Les dessous du numérique

Est-on en train d’appréhender dans quelle mesure le numérique va affecter la manière dont notre société est organisée ? Il semblerait que de plus en plus, analystes et chefs d’entreprises réalisent l’ampleur de la révolution numérique. Systémique, elle va nécessairement conduire à repenser les fondements mêmes des modes de travail.

Un ouvrage de Gilles Babinet intitulé « L’ère numérique, un nouvel âge de l’humanité » qui vient de paraître s’accorde à dire que l’émergence du numérique est comparable à l’invention de l’imprimerie. 5 mutations sont en train d’opérer au sein de nos sociétés et vont profondément bouleverser la connaissance, l’éducation, la santé, l’industrie et l’État.

Cette analyse est largement validée par les grands chefs d’entreprise. « Nous sommes au début d’une révolution technologique. L’Internet va bien plus loin, car l’Internet touche tout : il a un impact économique, un impact sur les process, sur la vie sociale et sur la vie des gens. Internet va bien au-delà de l’écriture », a déclaré Pierre Nanterne, président-directeur général d’Accenture Monde, dans Good Morning Business, avec Stéphane Soumier.

Le son de cloche est le même pour Guillaume Pannaud, patron du troisième groupe publicitaire français, et l’invité du « Buzz Média Orange-Le Figaro ». « Le digital est un bouleversement, mais c’est un bouleversement heureux qui provoque du changement dans les entreprises, dans les organisations » a-t-il déclaré.

En effet, pour les entreprises, les enjeux organisationnels sont énormes. Elles peuvent désormais compter avec de nouvelles pratiques pour le développement de leurs activités. Ces pratiques sont recensées par Nathalie Dupuis-Hepner et Éric Villemin, membres des Company Doctors, réseau de consultants en entreprise. Mais elles portent aussi avec elles de nouvelles problématiques, notamment en termes de sécurité.
 

Le nuage, aussi appelé Cloud Computing, est la première technologie mentionnée par les deux consultants. Autrefois contraintes d’acheter leurs propres licences logicielles de gestion et de disposer de leurs propres serveurs, gérés par des informaticiens, les entreprises ont aujourd’hui la possibilité de faire migrer en ligne aussi bien leurs applications de gestion que leurs données. Pour cela, elles font appel à des prestataires qui hébergent ces informations dans des centres de données.

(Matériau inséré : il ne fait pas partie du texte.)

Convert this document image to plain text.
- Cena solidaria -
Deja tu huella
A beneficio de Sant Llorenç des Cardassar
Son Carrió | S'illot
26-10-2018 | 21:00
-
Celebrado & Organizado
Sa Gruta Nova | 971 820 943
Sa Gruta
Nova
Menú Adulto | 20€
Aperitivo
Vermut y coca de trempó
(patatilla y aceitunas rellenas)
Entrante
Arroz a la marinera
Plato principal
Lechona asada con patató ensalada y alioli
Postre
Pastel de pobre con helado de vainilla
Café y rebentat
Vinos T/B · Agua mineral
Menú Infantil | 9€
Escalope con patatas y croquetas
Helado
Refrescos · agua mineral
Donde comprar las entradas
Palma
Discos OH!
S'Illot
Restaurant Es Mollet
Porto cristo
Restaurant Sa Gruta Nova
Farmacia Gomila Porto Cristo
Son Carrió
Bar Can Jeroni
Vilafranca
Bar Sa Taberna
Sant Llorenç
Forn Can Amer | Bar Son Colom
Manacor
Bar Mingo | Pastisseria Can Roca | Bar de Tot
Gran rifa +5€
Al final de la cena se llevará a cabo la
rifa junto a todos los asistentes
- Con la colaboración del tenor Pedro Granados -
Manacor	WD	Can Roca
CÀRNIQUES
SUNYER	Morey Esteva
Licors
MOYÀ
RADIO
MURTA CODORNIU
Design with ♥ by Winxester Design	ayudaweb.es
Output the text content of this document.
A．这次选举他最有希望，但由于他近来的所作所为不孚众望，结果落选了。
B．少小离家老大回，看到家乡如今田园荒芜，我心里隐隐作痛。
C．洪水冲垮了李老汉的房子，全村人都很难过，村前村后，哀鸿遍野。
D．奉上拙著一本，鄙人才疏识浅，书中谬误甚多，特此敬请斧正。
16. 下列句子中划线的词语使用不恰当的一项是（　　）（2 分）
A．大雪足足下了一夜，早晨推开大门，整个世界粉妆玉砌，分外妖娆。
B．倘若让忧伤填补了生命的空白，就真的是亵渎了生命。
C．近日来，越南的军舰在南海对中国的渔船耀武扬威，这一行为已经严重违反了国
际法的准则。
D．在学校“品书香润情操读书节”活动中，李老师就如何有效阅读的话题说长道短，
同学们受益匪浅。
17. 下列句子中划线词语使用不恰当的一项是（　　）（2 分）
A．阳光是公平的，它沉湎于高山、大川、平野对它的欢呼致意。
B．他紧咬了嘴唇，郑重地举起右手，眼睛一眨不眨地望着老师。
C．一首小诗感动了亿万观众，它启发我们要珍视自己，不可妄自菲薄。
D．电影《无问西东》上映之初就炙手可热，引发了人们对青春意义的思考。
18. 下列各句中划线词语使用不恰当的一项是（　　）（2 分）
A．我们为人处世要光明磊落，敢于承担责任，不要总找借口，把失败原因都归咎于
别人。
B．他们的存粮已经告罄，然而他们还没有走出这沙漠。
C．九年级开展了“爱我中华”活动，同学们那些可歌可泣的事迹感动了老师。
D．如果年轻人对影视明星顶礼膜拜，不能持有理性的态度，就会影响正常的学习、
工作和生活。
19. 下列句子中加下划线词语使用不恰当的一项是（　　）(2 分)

L’adoption du cloud s’est faite très progressivement, car les chefs d’entreprises craignaient pour la confidentialité de leurs données. Cette technologie est désormais démocratisée, mais les entrepreneurs accordent une importance toute particulière aux garanties de sécurités offertes par les fournisseurs de Cloud. La France, contrairement à d’autres pays, dispose d’un corpus législatif soucieux de la sécurité de ces données.
 

Selon Xavier Pican, associé IP/IT du cabinet Lefèvre Pelletier et Associés, a fait part de son expertise au 3e opérateur national de télécommunications B2B Completel, qui propose des services de Cloud et d’hébergement : « les hébergeurs ont des obligations en matière de protection des données personnelles notamment une obligation d’identification, de conservation des données de connexion et d’intervention en cas de signalement d’un contenu illicite, de stockage des données transmises et de sécurité des données ».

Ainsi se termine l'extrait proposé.